ここには、大砲の設計図や資料がたくさん保存されていました。
韮山反射炉は、「明治日本の産業革命遺産」ということで2015年に世界文化遺産に登録されました。
19世紀半ばから20世紀初頭にかけては、幕末から明治に当たりますが、日本が工業国となる土台を築いた時代でした。
製鉄、鉄鋼、造船、石炭産業などの重工業において、飛躍的な発展がありました。
その歩みは、西欧の技術を取り入れることでしたが、オランダ語の辞書を片手に、一単語ずつ翻訳して、試行錯誤しながら学んだのでした。
たとえば「レンガ」という言葉も、昔の日本語にはなく、「焼いた石」のように訳されていたそうです。
1840年ごろから、日本では世界の列強に対抗するため、軍事力の強化が課題となりました。
薩摩藩や佐賀藩などでは、西洋の先進的な技術が導入されました。
江戸幕府も韮山の代官・江川太郎左衛門(英龍)などを中心に、近代的な軍事技術の導入が進められました。

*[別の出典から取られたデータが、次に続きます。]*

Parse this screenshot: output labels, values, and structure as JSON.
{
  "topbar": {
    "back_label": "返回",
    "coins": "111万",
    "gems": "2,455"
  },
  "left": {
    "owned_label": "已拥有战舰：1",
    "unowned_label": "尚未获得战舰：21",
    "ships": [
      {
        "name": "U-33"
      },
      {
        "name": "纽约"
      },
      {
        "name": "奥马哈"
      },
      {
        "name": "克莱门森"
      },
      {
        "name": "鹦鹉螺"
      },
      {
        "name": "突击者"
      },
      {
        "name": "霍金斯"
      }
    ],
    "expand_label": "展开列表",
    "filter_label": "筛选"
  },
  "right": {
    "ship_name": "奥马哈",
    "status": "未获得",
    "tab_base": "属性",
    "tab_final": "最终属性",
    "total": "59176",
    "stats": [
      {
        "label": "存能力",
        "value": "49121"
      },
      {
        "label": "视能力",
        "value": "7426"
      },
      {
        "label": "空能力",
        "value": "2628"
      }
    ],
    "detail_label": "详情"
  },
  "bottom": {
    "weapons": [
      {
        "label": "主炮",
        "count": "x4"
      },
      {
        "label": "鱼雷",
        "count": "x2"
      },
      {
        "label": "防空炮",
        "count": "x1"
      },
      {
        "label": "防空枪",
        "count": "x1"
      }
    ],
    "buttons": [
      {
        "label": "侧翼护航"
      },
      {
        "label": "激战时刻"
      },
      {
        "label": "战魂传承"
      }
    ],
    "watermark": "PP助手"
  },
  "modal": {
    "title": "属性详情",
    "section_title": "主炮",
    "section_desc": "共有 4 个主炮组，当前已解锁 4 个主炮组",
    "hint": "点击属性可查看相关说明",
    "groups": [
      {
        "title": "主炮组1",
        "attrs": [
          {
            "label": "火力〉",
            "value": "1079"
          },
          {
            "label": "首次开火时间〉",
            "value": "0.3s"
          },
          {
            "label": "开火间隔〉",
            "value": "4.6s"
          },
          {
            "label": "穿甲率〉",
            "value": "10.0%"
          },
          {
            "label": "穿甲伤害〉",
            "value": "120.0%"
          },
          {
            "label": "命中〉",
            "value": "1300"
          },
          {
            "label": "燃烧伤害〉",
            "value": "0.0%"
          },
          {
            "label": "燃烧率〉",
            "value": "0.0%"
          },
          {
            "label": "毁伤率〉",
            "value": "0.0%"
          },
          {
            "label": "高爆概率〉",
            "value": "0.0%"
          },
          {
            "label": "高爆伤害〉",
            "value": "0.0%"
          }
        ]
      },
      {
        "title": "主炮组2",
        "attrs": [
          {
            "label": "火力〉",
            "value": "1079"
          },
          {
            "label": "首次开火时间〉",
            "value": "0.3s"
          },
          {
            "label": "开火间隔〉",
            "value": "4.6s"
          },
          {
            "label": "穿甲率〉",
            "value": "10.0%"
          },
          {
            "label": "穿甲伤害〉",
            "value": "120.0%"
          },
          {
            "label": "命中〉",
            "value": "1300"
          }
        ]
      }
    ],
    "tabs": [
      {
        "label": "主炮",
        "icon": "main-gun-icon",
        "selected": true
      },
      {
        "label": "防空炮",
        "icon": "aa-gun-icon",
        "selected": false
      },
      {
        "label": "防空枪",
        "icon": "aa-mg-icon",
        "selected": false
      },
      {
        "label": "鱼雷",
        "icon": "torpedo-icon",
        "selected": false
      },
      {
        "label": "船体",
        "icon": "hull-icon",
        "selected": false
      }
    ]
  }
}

そして鉄の大砲を鋳造するために必要とされたのが、反射炉でした。
どうして「反射炉」と呼ばれたかというと、炉のドーム型の天井に反射させて、1300℃以上の高熱で鉄を溶かしたため、反射炉と呼ばれたそうです。
レクチャーの後は外へ出て、今度はボランティアガイドさんの説明を聞きました。
反射炉は2本あり、高さは約15.7メートルです。
(鎌倉の大仏より高いそうです)
とても上手に説明していただきました。
反射炉は初めは下田市で工事が着工されてそうですが、ペリー軍隊の水兵が敷地内に侵入したため、山の中にある韮山に移されたそうです。
反射炉の建設はなかなか予定通りに進まず、江川太郎左衛門は安政2年(1855年)に亡くなってしまい、彼の息子の時、安政4年(1857年)になって完成されました。

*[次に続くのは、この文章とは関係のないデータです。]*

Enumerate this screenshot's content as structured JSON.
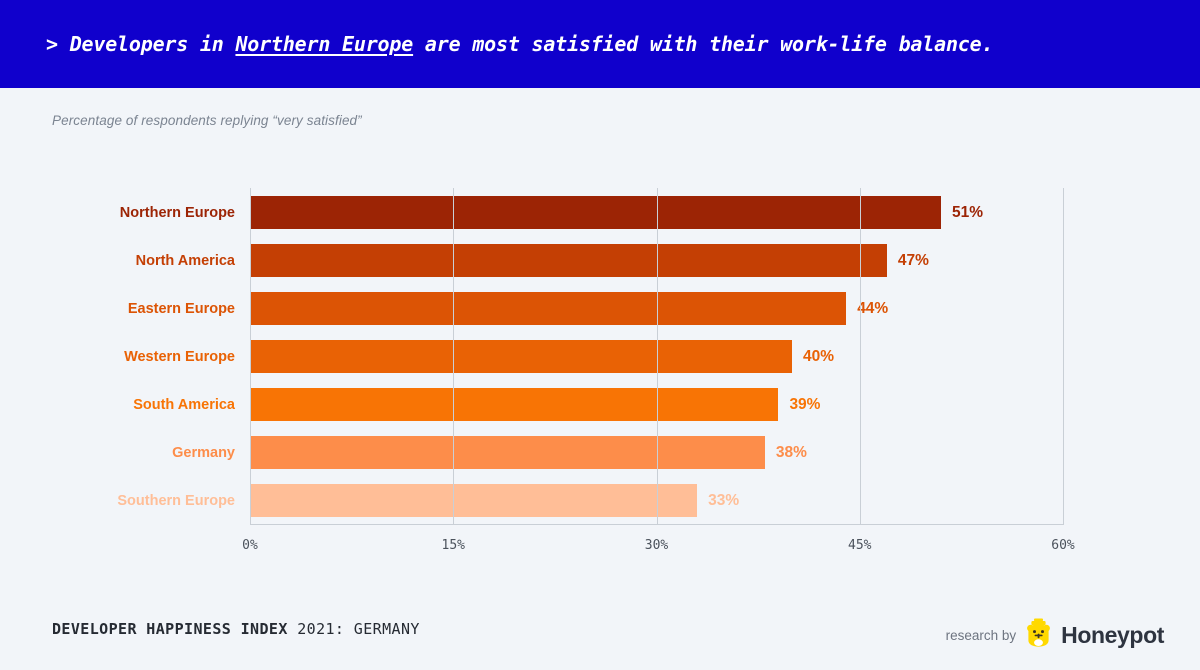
{
  "header": {
    "prefix": "> ",
    "text_before": "Developers in ",
    "highlight": "Northern Europe",
    "text_after": " are most satisfied with their work-life balance.",
    "background_color": "#1000cc",
    "text_color": "#ffffff"
  },
  "subtitle": "Percentage of respondents replying “very satisfied”",
  "footer": {
    "title_strong": "DEVELOPER HAPPINESS INDEX",
    "title_light": " 2021: GERMANY",
    "research_by": "research by",
    "brand": "Honeypot",
    "brand_color": "#2e3440",
    "mascot_color": "#ffd900"
  },
  "chart_data": {
    "type": "bar",
    "orientation": "horizontal",
    "title": "Developers in Northern Europe are most satisfied with their work-life balance.",
    "subtitle": "Percentage of respondents replying “very satisfied”",
    "xlabel": "",
    "ylabel": "",
    "xlim": [
      0,
      60
    ],
    "grid": true,
    "legend": "none",
    "categories": [
      "Northern Europe",
      "North America",
      "Eastern Europe",
      "Western Europe",
      "South America",
      "Germany",
      "Southern Europe"
    ],
    "values": [
      51,
      47,
      44,
      40,
      39,
      38,
      33
    ],
    "value_labels": [
      "51%",
      "47%",
      "44%",
      "40%",
      "39%",
      "38%",
      "33%"
    ],
    "colors": [
      "#9c2405",
      "#c43f04",
      "#dc5405",
      "#e96205",
      "#f87405",
      "#fd8d4a",
      "#ffbe97"
    ],
    "xticks": [
      0,
      15,
      30,
      45,
      60
    ],
    "xtick_labels": [
      "0%",
      "15%",
      "30%",
      "45%",
      "60%"
    ]
  }
}
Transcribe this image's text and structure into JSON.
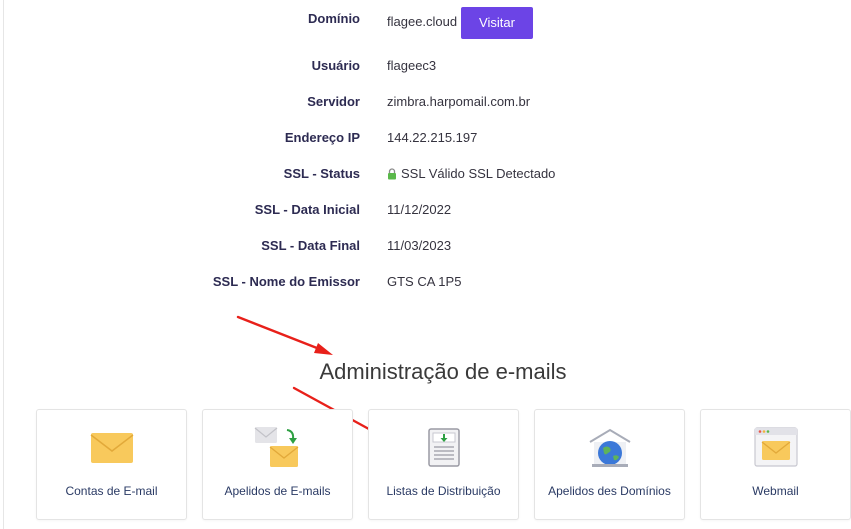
{
  "details": [
    {
      "key": "domain",
      "label": "Domínio",
      "value": "flagee.cloud"
    },
    {
      "key": "user",
      "label": "Usuário",
      "value": "flageec3"
    },
    {
      "key": "server",
      "label": "Servidor",
      "value": "zimbra.harpomail.com.br"
    },
    {
      "key": "ip",
      "label": "Endereço IP",
      "value": "144.22.215.197"
    },
    {
      "key": "ssl_status",
      "label": "SSL - Status",
      "value": "SSL Válido SSL Detectado"
    },
    {
      "key": "ssl_start",
      "label": "SSL - Data Inicial",
      "value": "11/12/2022"
    },
    {
      "key": "ssl_end",
      "label": "SSL - Data Final",
      "value": "11/03/2023"
    },
    {
      "key": "ssl_issuer",
      "label": "SSL - Nome do Emissor",
      "value": "GTS CA 1P5"
    }
  ],
  "visit_button": "Visitar",
  "section_title": "Administração de e-mails",
  "cards": [
    {
      "label": "Contas de E-mail",
      "icon": "envelope-icon"
    },
    {
      "label": "Apelidos de E-mails",
      "icon": "email-forward-icon"
    },
    {
      "label": "Listas de Distribuição",
      "icon": "distribution-list-icon"
    },
    {
      "label": "Apelidos des Domínios",
      "icon": "globe-icon"
    },
    {
      "label": "Webmail",
      "icon": "webmail-icon"
    }
  ],
  "colors": {
    "accent": "#6c44e6",
    "label": "#2d2b52",
    "card_label": "#2a3a64",
    "envelope": "#f8c95c",
    "arrow": "#e8201a",
    "lock": "#5ab84a"
  }
}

この大砲は、品川にあるお台場まで運ばれて、試運転をしたそうです。
江戸までどうやって運んだのだろうかと、思いました。
その後、約150年に渡り、この反射炉は地域の人の協力により、現在まで保存されています。
かつては日本には11の反射炉があったそうですが、現存されているのは、この反射炉だけです。
下の写真にある外部の補強は、昭和60年に竹中工務店によって工事が行われたときに、このようになりました。
反射炉を背景に、記念に写真を写してもらいました。
とても大きいので、全部は入りませんね。
お土産屋では「本邦初のパン」が売られていました。
江川さんが長崎でパン作りを知ったそうです。
一つ買ってみましたが、はっきり言って固くて、美味しくありませんでした。
当時の武士は、これを携行食としていたそうですが、飲み物がないとボソボソして、食べられませんね。
こんなお花も飾られていました。
額のようになっていて、なかなか良いアイディアでした。
反射炉の少し上の方に、展望台がありました。
晴れていると、富士山と反射炉がこのように見えるのだそうです。
周囲はすべて茶畑です。
緑がとても美しい風景でした。
韮山反射炉見学に満足しました。
私は歴史上の実在の人物を描いた歴史小説が好きなのですが、江川さんが主人公になった小説はないものだろうか、と思っています。
帰りの鉄道は、こういうアニメ鉄道でした。
三島や沼津はアニメが非常に人気があるそうで、沼津にはアニメの聖地と呼ばれるところもあるそうです。
今の若者には、反射炉よりもアニメの方が人気があるそうですね。
翌日、反射炉弁当をお土産に買って帰りました。
ちまちまと詰め合わされた、きれいなお弁当でした。
それぞれの献立は、大砲に見立てたものや、レンガに見立てたものだそうです。
黒米ごはんや、梅ご飯は、反射炉のドーム型をしていました。
また、それぞれの材料は、伊豆の食材を使ったものだそうで、美味しかったですよ。